Jane - Thanks, I hope it works that way. He loves protection work, and always did as he was supposed to, and in tracking, we heard from three trainers that he was the " best natural" they had seen in a long time! Also, My husband is handling his female, I will handle Cullen!!!!

Lies - I completely understand what you are saying. I wasn't fond of the methods of the last group, so I turned in everything ( I was secretary) and left. I just couldn't do it ( among other reasons with them). It will be nice to not have any responsibilities other than training, and this guy has a more likeable training method!


----------



## GermanShepherds6800 (Apr 24, 2011)

There is an excellent group in va beach. I did not know there were fellow folks here lol nice to meet someone else so near me


----------



## VaBeachFamily (Apr 12, 2005)

GermanShepherds6800 - Which group are you referring to? I have TWO in VB... one that is HORRIBLE ( bleeding dogs, cheating in trials, etc), and one that is full of drama and mouth, and with some very unorthodox training methods! I will actually be training mostly in Chesapeake, but with such an awesome trainer!


----------



## GermanShepherds6800 (Apr 24, 2011)

Unfortunately schutzhund is a sport and some play to win at all costs.
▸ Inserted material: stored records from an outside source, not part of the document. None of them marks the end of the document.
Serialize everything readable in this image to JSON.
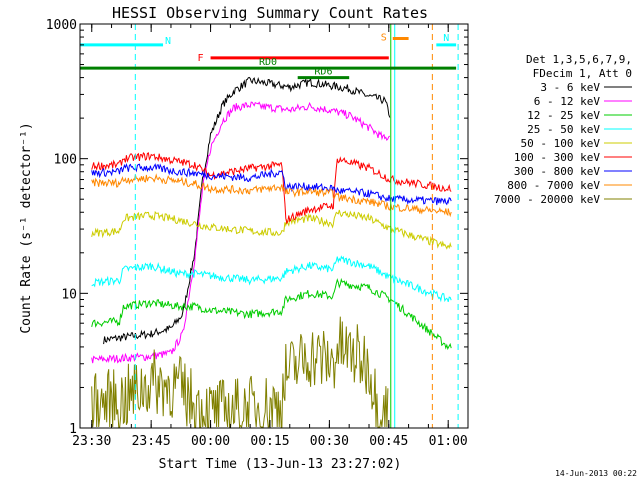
{
  "chart_data": {
    "type": "line",
    "title": "HESSI Observing Summary Count Rates",
    "xlabel": "Start Time (13-Jun-13 23:27:02)",
    "ylabel": "Count Rate (s⁻¹ detector⁻¹)",
    "y_scale": "log",
    "ylim": [
      1,
      1000
    ],
    "xlim": [
      "23:27:02",
      "01:05:00"
    ],
    "x_ticks": [
      "23:30",
      "23:45",
      "00:00",
      "00:15",
      "00:30",
      "00:45",
      "01:00"
    ],
    "y_ticks": [
      "1",
      "10",
      "100",
      "1000"
    ],
    "footer_date": "14-Jun-2013 00:22",
    "legend": {
      "placement": "right",
      "header_line1": "Det 1,3,5,6,7,9,",
      "header_line2": "FDecim 1, Att 0"
    },
    "series": [
      {
        "name": "3 - 6 keV",
        "color": "#000000",
        "x": [
          "23:33",
          "23:40",
          "23:45",
          "23:50",
          "23:53",
          "23:56",
          "23:58",
          "00:00",
          "00:03",
          "00:06",
          "00:10",
          "00:15",
          "00:20",
          "00:25",
          "00:30",
          "00:35",
          "00:40",
          "00:44",
          "00:45:30"
        ],
        "y": [
          4.5,
          4.8,
          5.0,
          5.5,
          7,
          20,
          70,
          150,
          250,
          320,
          380,
          360,
          340,
          370,
          350,
          330,
          290,
          270,
          200
        ]
      },
      {
        "name": "6 - 12 keV",
        "color": "#ff00ff",
        "x": [
          "23:30",
          "23:38",
          "23:45",
          "23:50",
          "23:53",
          "23:56",
          "23:58",
          "00:00",
          "00:03",
          "00:06",
          "00:10",
          "00:15",
          "00:20",
          "00:25",
          "00:30",
          "00:35",
          "00:40",
          "00:44",
          "00:45:30"
        ],
        "y": [
          3.2,
          3.3,
          3.4,
          3.6,
          5,
          18,
          60,
          120,
          190,
          240,
          250,
          240,
          230,
          245,
          230,
          210,
          170,
          140,
          150
        ]
      },
      {
        "name": "12 - 25 keV",
        "color": "#00cc00",
        "x": [
          "23:30",
          "23:37",
          "23:38",
          "23:45",
          "23:52",
          "23:56",
          "00:00",
          "00:10",
          "00:18",
          "00:19",
          "00:25",
          "00:31",
          "00:32",
          "00:40",
          "00:45:30",
          "01:00",
          "01:01"
        ],
        "y": [
          6,
          6.2,
          8,
          8.5,
          8,
          8,
          7.5,
          7,
          7.4,
          9,
          10,
          9.5,
          12,
          11,
          9,
          4,
          4
        ]
      },
      {
        "name": "25 - 50 keV",
        "color": "#00ffff",
        "x": [
          "23:30",
          "23:37",
          "23:38",
          "23:45",
          "23:52",
          "23:56",
          "00:00",
          "00:10",
          "00:18",
          "00:19",
          "00:25",
          "00:31",
          "00:32",
          "00:40",
          "00:45:30",
          "01:00",
          "01:01"
        ],
        "y": [
          12,
          12.5,
          15,
          16,
          14,
          14,
          13.5,
          12.5,
          13,
          14.5,
          16,
          15,
          18,
          16,
          13,
          9,
          9
        ]
      },
      {
        "name": "50 - 100 keV",
        "color": "#cccc00",
        "x": [
          "23:30",
          "23:37",
          "23:38",
          "23:45",
          "23:52",
          "23:56",
          "00:00",
          "00:10",
          "00:18",
          "00:19",
          "00:25",
          "00:31",
          "00:32",
          "00:40",
          "00:45:30",
          "01:00",
          "01:01"
        ],
        "y": [
          28,
          29,
          36,
          38,
          35,
          33,
          31,
          29,
          28,
          34,
          36,
          33,
          40,
          36,
          30,
          22,
          22
        ]
      },
      {
        "name": "100 - 300 keV",
        "color": "#ff0000",
        "x": [
          "23:30",
          "23:37",
          "23:38",
          "23:45",
          "23:52",
          "23:56",
          "00:00",
          "00:10",
          "00:18",
          "00:19",
          "00:25",
          "00:31",
          "00:32",
          "00:40",
          "00:45:30",
          "01:00",
          "01:01"
        ],
        "y": [
          88,
          90,
          100,
          105,
          95,
          90,
          75,
          85,
          90,
          35,
          42,
          45,
          100,
          85,
          70,
          60,
          60
        ]
      },
      {
        "name": "300 - 800 keV",
        "color": "#0000ff",
        "x": [
          "23:30",
          "23:37",
          "23:38",
          "23:45",
          "23:52",
          "23:56",
          "00:00",
          "00:10",
          "00:18",
          "00:19",
          "00:25",
          "00:31",
          "00:32",
          "00:40",
          "00:45:30",
          "01:00",
          "01:01"
        ],
        "y": [
          78,
          80,
          85,
          86,
          80,
          78,
          75,
          72,
          80,
          62,
          62,
          60,
          58,
          55,
          50,
          48,
          48
        ]
      },
      {
        "name": "800 - 7000 keV",
        "color": "#ff8800",
        "x": [
          "23:30",
          "23:37",
          "23:38",
          "23:45",
          "23:52",
          "23:56",
          "00:00",
          "00:10",
          "00:18",
          "00:19",
          "00:25",
          "00:31",
          "00:32",
          "00:40",
          "00:45:30",
          "01:00",
          "01:01"
        ],
        "y": [
          66,
          66,
          70,
          72,
          68,
          65,
          60,
          58,
          62,
          56,
          57,
          55,
          52,
          48,
          44,
          40,
          40
        ]
      },
      {
        "name": "7000 - 20000 keV",
        "color": "#808000",
        "x": [
          "23:30",
          "23:38",
          "23:45",
          "23:52",
          "23:56",
          "00:00",
          "00:10",
          "00:18",
          "00:19",
          "00:25",
          "00:31",
          "00:32",
          "00:40",
          "00:42",
          "00:45"
        ],
        "y": [
          1.5,
          1.6,
          2.2,
          2.0,
          1.5,
          1.3,
          1.4,
          1.5,
          2.5,
          3.5,
          3.0,
          4.0,
          3.0,
          1.5,
          1.3
        ]
      }
    ],
    "attenuator_bars": [
      {
        "label": "N",
        "color": "#00ffff",
        "x0": "23:27:02",
        "x1": "23:48",
        "y": 700
      },
      {
        "label": "N",
        "color": "#00ffff",
        "x0": "00:57",
        "x1": "01:02",
        "y": 700
      },
      {
        "label": "F",
        "color": "#ff0000",
        "x0": "00:00",
        "x1": "00:45",
        "y": 560
      },
      {
        "label": "RD0",
        "color": "#008000",
        "x0": "23:27:02",
        "x1": "01:02",
        "y": 470
      },
      {
        "label": "RD6",
        "color": "#008000",
        "x0": "00:22",
        "x1": "00:35",
        "y": 400
      },
      {
        "label": "S",
        "color": "#ff8800",
        "x0": "00:46",
        "x1": "00:50",
        "y": 780
      }
    ],
    "vertical_markers": [
      {
        "x": "23:41",
        "color": "#00ffff",
        "style": "dashed"
      },
      {
        "x": "00:45:30",
        "color": "#00cc00",
        "style": "solid"
      },
      {
        "x": "00:46:30",
        "color": "#00ffff",
        "style": "solid"
      },
      {
        "x": "00:56",
        "color": "#ff8800",
        "style": "dashed"
      },
      {
        "x": "01:02:30",
        "color": "#00ffff",
        "style": "dashed"
      }
    ]
  }
}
Each handler determines how they conduct themselves and what is best for their dog. Sometimes though, some people are not understanding of some practices that seem harsh to pet owners and not to dog handlers. I am sorry you have had bad experiences. I have had good experiences and bad.

Please watch out for an area trainer that private trains people in sch. The one I am referring to is a major Doberman person.


----------